A violência não é só problema de segurança, mas também de saúde pública. A constatação é de um estudo da Universidade Federal de Minas Gerais (UFMG) feito em Ribeirão das Neves, na Região Metropolitana de Belo Horizonte, sobre a dificuldade dos profissionais de saúde em lidar com vítimas de crimes.
O trabalho de campo foi realizado em 2012, nas 58 unidades de atenção primária do município, a partir da análise de 316 questionários respondidos por médicos generalistas, enfermeiros, auxiliares de enfermagem e agentes comunitários.
Segundo a tese da psicóloga Renata Cristina de Souza Ramos, mestre em Promoção à Saúde e Prevenção à Violência, 58,2% dos entrevistados afirmaram ter conhecido alguém que, depois, foi assassinado.
Há relatos de mães que tiveram filhos mortos por envolvimento com tráfico de drogas; crianças com marcas de agressão; mulheres violentadas pelos parceiros; pessoas feridas por arma de fogo.
Uma agente de saúde do bairro São José diz que já teve pacientes assassinados e que atende mulheres vítimas de violência doméstica. “Elas fazem de tudo para esconder o que sofrem, por vergonha, medo ou por dependerem financeiramente do marido”, relata a servidora, que pediu anonimato.
Silêncio
Situações como essa, segundo Renata Ramos, contribuem para a subnotificação dos casos de violência.
Ela alerta que a falta de preparo dos profissionais para lidar com o problema impede o preenchimento da ficha de notificação, que é obrigatória e deve ser enviada à Secretaria Municipal de Saúde.
“O levantamento correto dos dados e a capacitação dos funcionários contribuiria para a promoção de espaços mais saudáveis”, diz a especialista.

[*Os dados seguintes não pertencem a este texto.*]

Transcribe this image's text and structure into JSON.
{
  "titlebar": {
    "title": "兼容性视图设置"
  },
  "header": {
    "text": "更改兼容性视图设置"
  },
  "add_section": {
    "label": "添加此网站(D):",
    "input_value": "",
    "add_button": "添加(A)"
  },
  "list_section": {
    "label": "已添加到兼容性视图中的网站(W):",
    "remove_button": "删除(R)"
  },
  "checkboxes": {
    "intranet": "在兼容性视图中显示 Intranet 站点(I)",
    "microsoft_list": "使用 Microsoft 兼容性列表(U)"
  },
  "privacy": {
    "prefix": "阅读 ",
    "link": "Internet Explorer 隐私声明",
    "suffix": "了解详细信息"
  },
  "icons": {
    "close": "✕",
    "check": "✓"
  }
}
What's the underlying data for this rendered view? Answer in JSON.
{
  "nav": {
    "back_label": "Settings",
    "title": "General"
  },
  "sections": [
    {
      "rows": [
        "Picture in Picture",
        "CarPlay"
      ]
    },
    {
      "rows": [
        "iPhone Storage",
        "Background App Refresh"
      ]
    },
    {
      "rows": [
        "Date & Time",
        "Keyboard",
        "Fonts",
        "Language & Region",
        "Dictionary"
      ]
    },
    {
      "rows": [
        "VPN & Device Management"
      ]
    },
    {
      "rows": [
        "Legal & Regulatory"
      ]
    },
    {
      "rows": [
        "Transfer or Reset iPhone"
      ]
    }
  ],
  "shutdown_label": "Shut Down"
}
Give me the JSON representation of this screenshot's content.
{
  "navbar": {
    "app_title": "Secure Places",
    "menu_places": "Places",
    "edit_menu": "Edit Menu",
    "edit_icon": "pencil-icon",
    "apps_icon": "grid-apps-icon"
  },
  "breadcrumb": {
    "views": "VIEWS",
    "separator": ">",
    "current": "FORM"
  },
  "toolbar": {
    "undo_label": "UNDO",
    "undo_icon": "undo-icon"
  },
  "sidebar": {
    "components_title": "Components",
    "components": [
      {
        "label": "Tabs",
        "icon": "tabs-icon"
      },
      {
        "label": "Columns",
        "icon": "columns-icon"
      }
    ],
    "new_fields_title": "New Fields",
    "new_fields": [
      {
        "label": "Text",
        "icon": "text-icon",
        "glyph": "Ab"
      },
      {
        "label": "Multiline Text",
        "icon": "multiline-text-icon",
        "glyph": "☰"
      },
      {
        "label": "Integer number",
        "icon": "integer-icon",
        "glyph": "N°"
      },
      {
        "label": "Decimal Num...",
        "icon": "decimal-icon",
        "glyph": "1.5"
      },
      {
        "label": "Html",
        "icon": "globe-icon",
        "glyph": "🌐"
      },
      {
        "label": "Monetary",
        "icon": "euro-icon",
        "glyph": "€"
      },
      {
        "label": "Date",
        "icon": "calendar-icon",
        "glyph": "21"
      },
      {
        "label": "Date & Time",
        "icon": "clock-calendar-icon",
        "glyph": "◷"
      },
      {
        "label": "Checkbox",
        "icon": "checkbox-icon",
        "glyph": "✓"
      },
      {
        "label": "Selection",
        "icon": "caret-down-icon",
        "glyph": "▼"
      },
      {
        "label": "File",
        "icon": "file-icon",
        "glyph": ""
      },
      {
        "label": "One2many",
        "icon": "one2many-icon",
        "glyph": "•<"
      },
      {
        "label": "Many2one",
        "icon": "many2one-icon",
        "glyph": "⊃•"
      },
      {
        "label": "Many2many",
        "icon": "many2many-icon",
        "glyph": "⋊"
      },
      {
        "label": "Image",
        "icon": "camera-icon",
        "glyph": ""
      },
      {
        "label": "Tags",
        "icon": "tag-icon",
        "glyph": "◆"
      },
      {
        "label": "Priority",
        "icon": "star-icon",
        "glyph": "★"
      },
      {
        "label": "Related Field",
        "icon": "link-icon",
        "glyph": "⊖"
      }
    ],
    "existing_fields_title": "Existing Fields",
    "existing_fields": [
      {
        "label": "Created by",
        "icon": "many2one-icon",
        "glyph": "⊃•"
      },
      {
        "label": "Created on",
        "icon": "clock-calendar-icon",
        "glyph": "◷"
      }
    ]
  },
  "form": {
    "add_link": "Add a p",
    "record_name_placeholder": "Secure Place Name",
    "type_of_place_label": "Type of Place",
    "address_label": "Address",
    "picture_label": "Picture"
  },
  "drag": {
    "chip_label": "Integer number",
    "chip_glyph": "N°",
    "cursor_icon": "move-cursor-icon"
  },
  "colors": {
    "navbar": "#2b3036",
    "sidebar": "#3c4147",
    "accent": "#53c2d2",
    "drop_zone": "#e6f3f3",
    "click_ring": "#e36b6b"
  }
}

No entanto, Renata lembra que a violência deve ser combatida com investimentos em educação e justiça, além da saúde.
Capacitação para melhorar acolhimento dos pacientes
Médico do Posto de Saúde da Família Porto Seguro, no bairro Nova União, em Ribeirão das Neves, Fernando Ocampo conta que os profissionais de saúde da cidade lidam diariamente com problemas sociais. Ele, por exemplo, atende pessoas que usam drogas e álcool em excesso.
“Há pacientes que chegam agressivos, querendo atendimento urgente, sendo que trabalhamos apenas com medicina preventiva”. Ocampo diz que as situações são delicadas, mas que ele não vai além do que a profissão permite.
Nesse PSF, o atendimento específico é realizado apenas uma vez por mês, quando trabalha um psiquiatra. “Os profissionais precisam ser mais capacitados para acolher vítimas de violência”, diz o boliviano, há 15 anos no Brasil.
Para o Sindicato Único dos Trabalhadores da Saúde de Minas Gerais (Sindi-Saúde) – Núcleo Ribeirão das Neves, faltam programas para ensinar aos profissionais como fazer uma abordagem mais eficaz e segura dos pacientes.
Aumento
A Secretaria Municipal de Saúde informou que um trabalho de sensibilização com os profissionais fez as notificações de violência subirem 60% em relação a 2012.
O Núcleo de Cultura da Paz também estaria qualificando as equipes para o acolhimento. Já as famílias das vítimas são encaminhadas ao serviço de saúde mental para acompanhamento.